29.06.2007

Lieber Sir Salman,

Offener Brief im Rheineischem Merkur an Salman Rushdie
"Wir haben uns aufgegeben wie Depressive. Warum sonst inszenieren im „Karikaturenstreit“ Fanatiker Autodafés, ohne dass Sanktionen ihre Staaten treffen? Warum wird der Filmemacher Theo van Gogh hingeschlachtet, ohne dass Europas Muslime auf die Straße gehen? Warum hetzt ein pakistanischer Minister gegen Sie, ohne dass die Botschafter seines Landes von den Außenministern der zivilisierten Welt einbestellt werden? Überhaupt: Wo ist Europa in diesen Tagen? Worüber reden unsere Minister in Brüssel, was tun unsere Abgeordneten in Straßburg? Sie reden von Quoren, Quoten und Normen. Wir haben unsere Seele an den Konsum verhökert, das Herz an die Bilanzen. Wir leben vom Export von Autos und Waffen, für unsere Arbeitsplätze gehen wir über Leichen, der Götze, den wir anbeten, heißt Öl. [...]

Der Kampf der Kulturen ist der Krieg der Aufklärung gegen die Barbarei. Sie, Sir Salman, wissen das, und oft haben Sie es ausgesprochen.
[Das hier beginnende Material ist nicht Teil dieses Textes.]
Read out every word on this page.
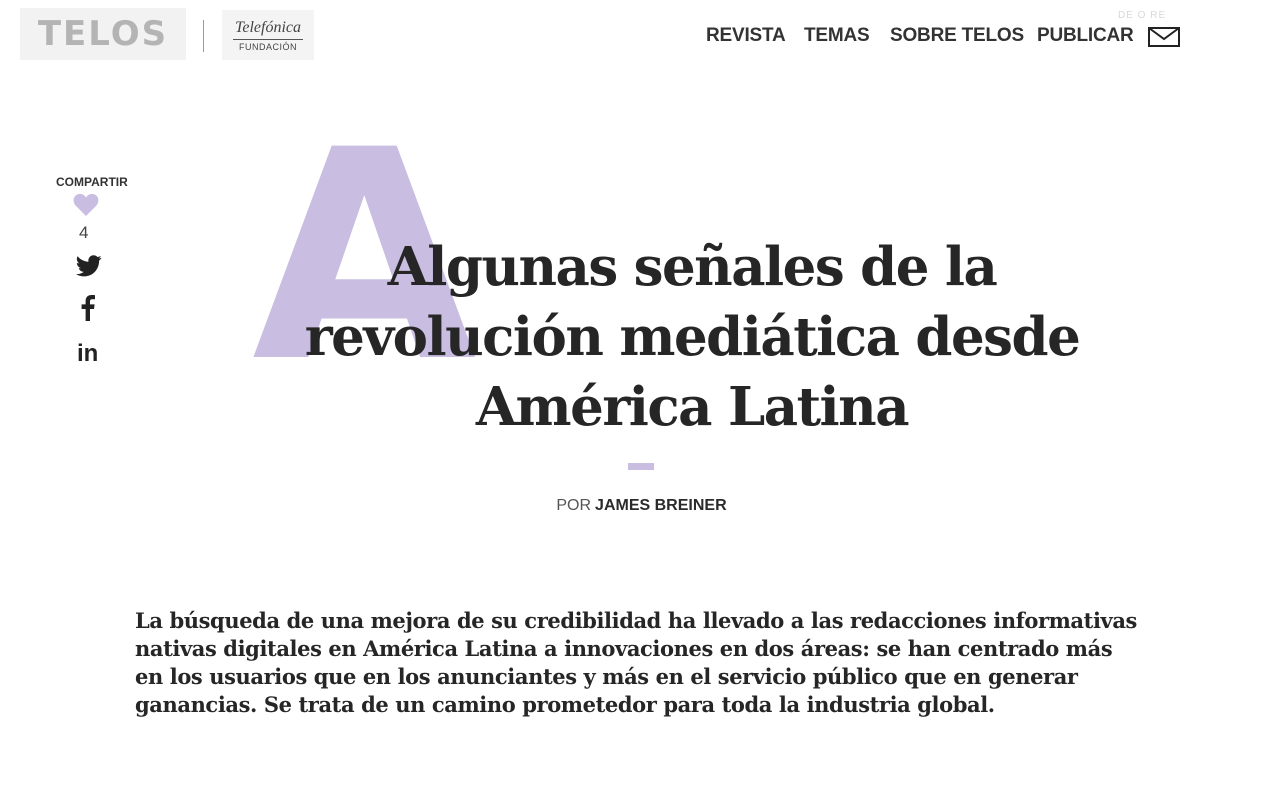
TELOS	Telefónica
FUNDACIÓN
REVISTA TEMAS SOBRE TELOS PUBLICAR
DE O RE
COMPARTIR
4
in A
Algunas señales de la revolución mediática desde América Latina
POR JAMES BREINER

La búsqueda de una mejora de su credibilidad ha llevado a las redacciones informativas nativas digitales en América Latina a innovaciones en dos áreas: se han centrado más en los usuarios que en los anunciantes y más en el servicio público que en generar ganancias. Se trata de un camino prometedor para toda la industria global.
Auch dafür will man Sie töten. Denn Sie sind ein Symbol der Vielfalt und der Phantasie, die Welt Ihrer Geschichten hat nicht eine Wahrheit, sondern Tausende. Die Fundamentalisten aber kennen nur eine; sie wissen genau: Ohne die Freiheit der Gedanken, der Rede und der Kunst gibt es kein Abendland. Deshalb verbrennen sie Ihre Bücher. Dieser Angriff gilt uns allen, die wir auf das Erbe der Aufklärung setzen, auf Menschenrechte, Gewaltenteilung, Religionsfreiheit und auf das Recht, nach der eigenen Fasson selig zu werden. Für diese Werte hat die bürgerliche Gesellschaft einst gekämpft; jetzt schaut sie zu, wie sie verschwinden, an den Rändern, und nach und nach auch hier, in der Mitte unserer kleiner werdenden Welt.

Wir müssen entscheiden, ob wir schützen wollen, worauf wir einmal stolz waren. Doch wie könnten wir verteidigen, wofür wir nichts empfinden? Nur mit Liebe zu unserer Kultur können wir das Gefängnis der Depression verlassen und einen Schritt hinaus aus der Defensive tun, hinaus aus der Angst. Sie, Sir Salman, haben ihn gewagt; seither schwebt Ihr Ballon über dem Abgrund. Wenn wir Sie da oben alleinlassen, stürzen auch wir hinab."